Allart watched her and thought, They are not rivals; they are both victims. He saw Donal watching them both, and abruptly turned away, returning to the sidelines where Cassandra, still too lame for dancing, sat among a group of the old women.
The night wore on, Aldaran’s vassals and guests dutifully trying to put some jollity into the occasion. A juggler performed magic tricks for the household, bringing coins and small animals from the unlikeliest places, scarves and rings out of nowhere; in the end he brought a live songbird from Dorilys’s ear and presented it to her, then retired, bowing. There were minstrels to sing old ballads, and in the great hall, more dancing. But it was not like a wedding, nor like an ordinary midwinter feast. Every now and then someone would start to make the kind of rowdy joke suitable for a wedding, then remember the real state of affairs and nervously break off in mid-sentence. Dorilys sat beside her father in the high seat, Donal at her side for a long time. Someone had found a cage for her songbird and she was trying to coax it to sing, but the hour was late and the bird drooping on its perch. Dorilys seemed to droop, too. Finally Donal, desperate at the silent tension and the joyless gathering, said, “Will you dance with me, Dorilys?”

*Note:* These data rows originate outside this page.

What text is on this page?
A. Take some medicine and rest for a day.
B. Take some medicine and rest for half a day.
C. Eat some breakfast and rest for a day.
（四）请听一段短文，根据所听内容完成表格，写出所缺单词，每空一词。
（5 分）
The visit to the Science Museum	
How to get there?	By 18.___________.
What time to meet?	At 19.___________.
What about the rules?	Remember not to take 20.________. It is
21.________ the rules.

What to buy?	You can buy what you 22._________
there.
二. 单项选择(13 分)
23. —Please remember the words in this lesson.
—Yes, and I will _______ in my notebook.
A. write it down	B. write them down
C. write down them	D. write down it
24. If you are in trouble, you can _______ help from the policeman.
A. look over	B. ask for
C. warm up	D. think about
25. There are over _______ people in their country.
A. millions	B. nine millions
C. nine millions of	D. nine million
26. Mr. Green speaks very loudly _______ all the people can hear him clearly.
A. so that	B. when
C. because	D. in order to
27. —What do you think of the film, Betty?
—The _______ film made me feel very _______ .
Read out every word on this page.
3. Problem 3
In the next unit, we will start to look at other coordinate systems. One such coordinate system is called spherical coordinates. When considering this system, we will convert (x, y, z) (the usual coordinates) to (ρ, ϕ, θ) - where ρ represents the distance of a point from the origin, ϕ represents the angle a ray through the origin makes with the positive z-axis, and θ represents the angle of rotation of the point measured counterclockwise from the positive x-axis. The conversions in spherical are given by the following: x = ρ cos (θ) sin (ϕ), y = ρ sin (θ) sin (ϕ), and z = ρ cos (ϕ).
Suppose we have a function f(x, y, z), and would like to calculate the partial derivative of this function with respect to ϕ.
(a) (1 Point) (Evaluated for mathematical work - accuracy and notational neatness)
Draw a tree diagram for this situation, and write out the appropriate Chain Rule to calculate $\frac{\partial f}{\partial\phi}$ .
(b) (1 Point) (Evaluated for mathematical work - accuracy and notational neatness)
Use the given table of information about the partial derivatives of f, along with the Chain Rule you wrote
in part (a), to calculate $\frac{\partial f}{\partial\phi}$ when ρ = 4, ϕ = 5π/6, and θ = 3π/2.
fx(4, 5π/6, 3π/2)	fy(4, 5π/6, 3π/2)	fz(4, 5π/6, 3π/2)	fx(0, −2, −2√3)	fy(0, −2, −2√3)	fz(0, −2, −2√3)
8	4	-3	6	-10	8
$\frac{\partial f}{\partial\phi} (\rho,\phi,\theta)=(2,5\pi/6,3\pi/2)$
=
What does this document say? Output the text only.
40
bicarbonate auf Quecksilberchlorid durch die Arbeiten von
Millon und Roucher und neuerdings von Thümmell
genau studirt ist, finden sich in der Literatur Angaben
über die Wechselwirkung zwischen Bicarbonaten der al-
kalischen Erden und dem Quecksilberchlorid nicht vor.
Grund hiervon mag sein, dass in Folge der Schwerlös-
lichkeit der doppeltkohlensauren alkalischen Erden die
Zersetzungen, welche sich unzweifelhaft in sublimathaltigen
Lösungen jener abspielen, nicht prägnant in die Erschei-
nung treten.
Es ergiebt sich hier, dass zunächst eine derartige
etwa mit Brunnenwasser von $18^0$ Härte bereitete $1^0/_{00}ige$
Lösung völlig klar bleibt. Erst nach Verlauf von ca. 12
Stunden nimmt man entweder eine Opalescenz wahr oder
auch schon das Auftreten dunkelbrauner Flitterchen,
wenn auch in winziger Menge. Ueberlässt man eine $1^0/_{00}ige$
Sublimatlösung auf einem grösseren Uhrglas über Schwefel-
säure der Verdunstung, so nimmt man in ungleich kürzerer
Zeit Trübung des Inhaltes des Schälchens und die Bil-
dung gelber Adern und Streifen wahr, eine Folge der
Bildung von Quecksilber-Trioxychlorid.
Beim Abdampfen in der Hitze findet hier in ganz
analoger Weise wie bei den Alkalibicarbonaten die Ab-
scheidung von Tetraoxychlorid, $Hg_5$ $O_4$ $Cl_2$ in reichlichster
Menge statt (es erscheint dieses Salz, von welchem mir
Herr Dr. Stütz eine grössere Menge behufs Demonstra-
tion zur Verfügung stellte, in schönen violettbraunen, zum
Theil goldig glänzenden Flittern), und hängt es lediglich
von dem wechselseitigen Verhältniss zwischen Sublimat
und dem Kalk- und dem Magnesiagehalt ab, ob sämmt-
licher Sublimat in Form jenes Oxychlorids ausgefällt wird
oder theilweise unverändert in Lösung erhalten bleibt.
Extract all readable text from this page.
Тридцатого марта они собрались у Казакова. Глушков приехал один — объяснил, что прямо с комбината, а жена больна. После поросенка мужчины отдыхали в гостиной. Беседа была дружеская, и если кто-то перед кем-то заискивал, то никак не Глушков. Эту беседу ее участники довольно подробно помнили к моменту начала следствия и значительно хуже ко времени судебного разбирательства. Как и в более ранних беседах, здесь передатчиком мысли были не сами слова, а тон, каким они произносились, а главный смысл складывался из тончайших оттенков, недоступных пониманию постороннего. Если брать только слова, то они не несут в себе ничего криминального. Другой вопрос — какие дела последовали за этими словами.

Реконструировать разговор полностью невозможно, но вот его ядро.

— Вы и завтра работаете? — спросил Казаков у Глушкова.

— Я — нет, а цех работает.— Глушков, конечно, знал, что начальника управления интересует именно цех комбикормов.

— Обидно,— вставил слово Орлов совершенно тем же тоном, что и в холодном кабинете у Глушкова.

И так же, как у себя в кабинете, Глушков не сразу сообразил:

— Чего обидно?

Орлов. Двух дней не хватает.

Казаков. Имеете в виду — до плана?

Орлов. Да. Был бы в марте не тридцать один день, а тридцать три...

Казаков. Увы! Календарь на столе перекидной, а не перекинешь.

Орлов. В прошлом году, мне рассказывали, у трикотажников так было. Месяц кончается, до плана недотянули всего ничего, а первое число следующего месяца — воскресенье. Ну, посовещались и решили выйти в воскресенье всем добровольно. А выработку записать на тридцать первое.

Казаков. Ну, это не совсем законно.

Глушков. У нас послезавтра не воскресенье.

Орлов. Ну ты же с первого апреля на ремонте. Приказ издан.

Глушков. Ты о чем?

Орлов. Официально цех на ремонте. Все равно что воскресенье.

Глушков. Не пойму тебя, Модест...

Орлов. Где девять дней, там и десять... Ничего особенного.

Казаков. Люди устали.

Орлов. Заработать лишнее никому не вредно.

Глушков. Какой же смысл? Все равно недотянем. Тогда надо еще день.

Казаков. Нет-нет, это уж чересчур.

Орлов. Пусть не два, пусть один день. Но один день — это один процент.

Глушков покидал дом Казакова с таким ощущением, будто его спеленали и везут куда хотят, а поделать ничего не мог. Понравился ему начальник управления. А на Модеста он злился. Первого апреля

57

“No,” said Aldaran. “It is not seemly that bride and groom dance together at a wedding.”
Donal turned on his foster-father a look of fury and despair. “In the name of all the gods, this pretense—” he began, then sighed heavily and dropped it. Not at a feast, not before all their assembled house-folk and vassals. He said with heavy irony, “God forbid we should do anything out of custom, such as might cause scandal among our kin,” and turned, beckoning Allart from his wife’s side. “Cousin, take my sister out to dance, if you will.”
As Allart led out Dorilys to the floor, Donal looked once at Renata, in despair, but before his father’s eyes he bowed to Margali. “Foster-mother, will you honor me with a dance, I beg?” and moved away with the old lady on his arm.
Afterward he danced dutifully with other of Dorilys’s women, Lady Elisa and even her aged, waddling nurse. Allart, watching, wondered if this was intended to lead up to a situation where it would seem obvious for Donal to dance with Renata; but as Donal returned old Kathya to the women, they came face to face with Dorilys, who had been dancing with the coridom of the estate.
Dorilys looked up at Donal sweetly, then beckoned to Renata and in a clear, audible voice, filled with a false and sugary sweetness, said loudly, “You must dance with Donal, Renata. If you dance with a bridegroom at midwinter, you, too, will be married within the year, they say. Shall I ask my father to find you a husband, cousin Renata?” Her smile was innocent and spiteful, and Donal clenched his teeth as he took Renata’s hand and led her onto the dancing floor.
“She should be spanked!”
Renata was almost in tears. “I thought—I thought she understood. I had hoped she was fond of me, even that she had come to love me! How could she—”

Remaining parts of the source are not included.